I think that problem comes down to a number of things:
  • Federal aid for college education, particularly the guaranteed student loan program, has been subsidizing increases in tuition and fees for years.
  • The program was introduced in the Higher Education Act of 1965, at the height of the Vietnam war, so the alternative to going to college was to go to the 'Nam and get shot.
    • When your product is competing against going to war, people will buy your product.
  • The top end schools have been colluding on tuition and fees, along with student aid awards for decades, and this monopolistic behavior is inherently inflationary.
    • In the interest, my step-mother, a former college president, has always maintained that this is not an issue, it's just a way of "freeing" students from making the choice on anything but quality, and that colleges supply a lot more than they did in, say, 1960.
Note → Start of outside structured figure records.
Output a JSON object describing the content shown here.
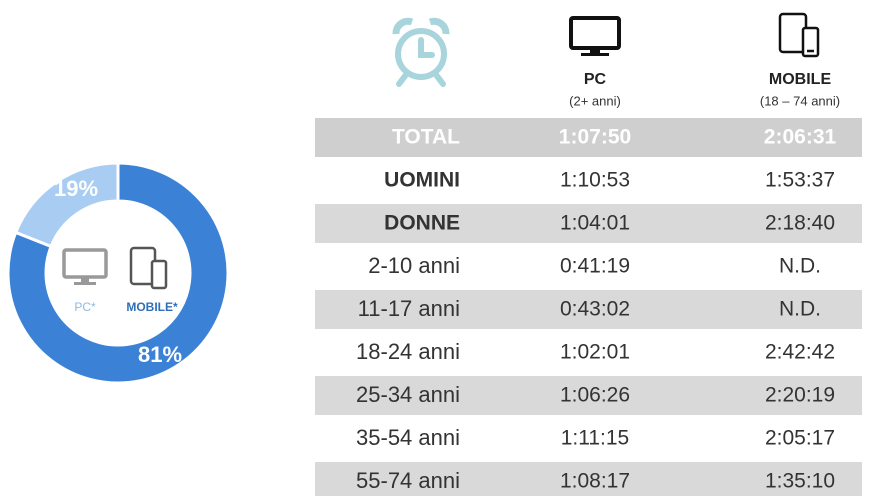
{
  "chart_data": {
    "type": "donut",
    "categories": [
      "PC*",
      "MOBILE*"
    ],
    "values": [
      19,
      81
    ],
    "value_labels": [
      "19%",
      "81%"
    ],
    "colors": [
      "#a9cdf2",
      "#3b82d6"
    ]
  },
  "table": {
    "header": [
      {
        "title": "PC",
        "subtitle": "(2+ anni)"
      },
      {
        "title": "MOBILE",
        "subtitle": "(18 – 74 anni)"
      }
    ],
    "rows": [
      [
        "TOTAL",
        "1:07:50",
        "2:06:31"
      ],
      [
        "UOMINI",
        "1:10:53",
        "1:53:37"
      ],
      [
        "DONNE",
        "1:04:01",
        "2:18:40"
      ],
      [
        "2-10 anni",
        "0:41:19",
        "N.D."
      ],
      [
        "11-17 anni",
        "0:43:02",
        "N.D."
      ],
      [
        "18-24 anni",
        "1:02:01",
        "2:42:42"
      ],
      [
        "25-34 anni",
        "1:06:26",
        "2:20:19"
      ],
      [
        "35-54 anni",
        "1:11:15",
        "2:05:17"
      ],
      [
        "55-74 anni",
        "1:08:17",
        "1:35:10"
      ]
    ]
  }
}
      • I have always responded that this is classic monopoly theory.  It's not that competition ends, it's that price competition ends, so you end up with gold plating.  It's one of the reasons that professors' salaries have skyrocketed: Without financial constraints, you get bidding wars.
The real solution is to implement cost growth containment measures in order to show price increases, to require with excessive endowments (Harvard, Yale, etc.), and to keep government aid flat until inflation catches up.

Of course, this won't happen, because the Ivy league has a death grip on governance in Washington, DC, and because business likes to have its employees in debt peonage.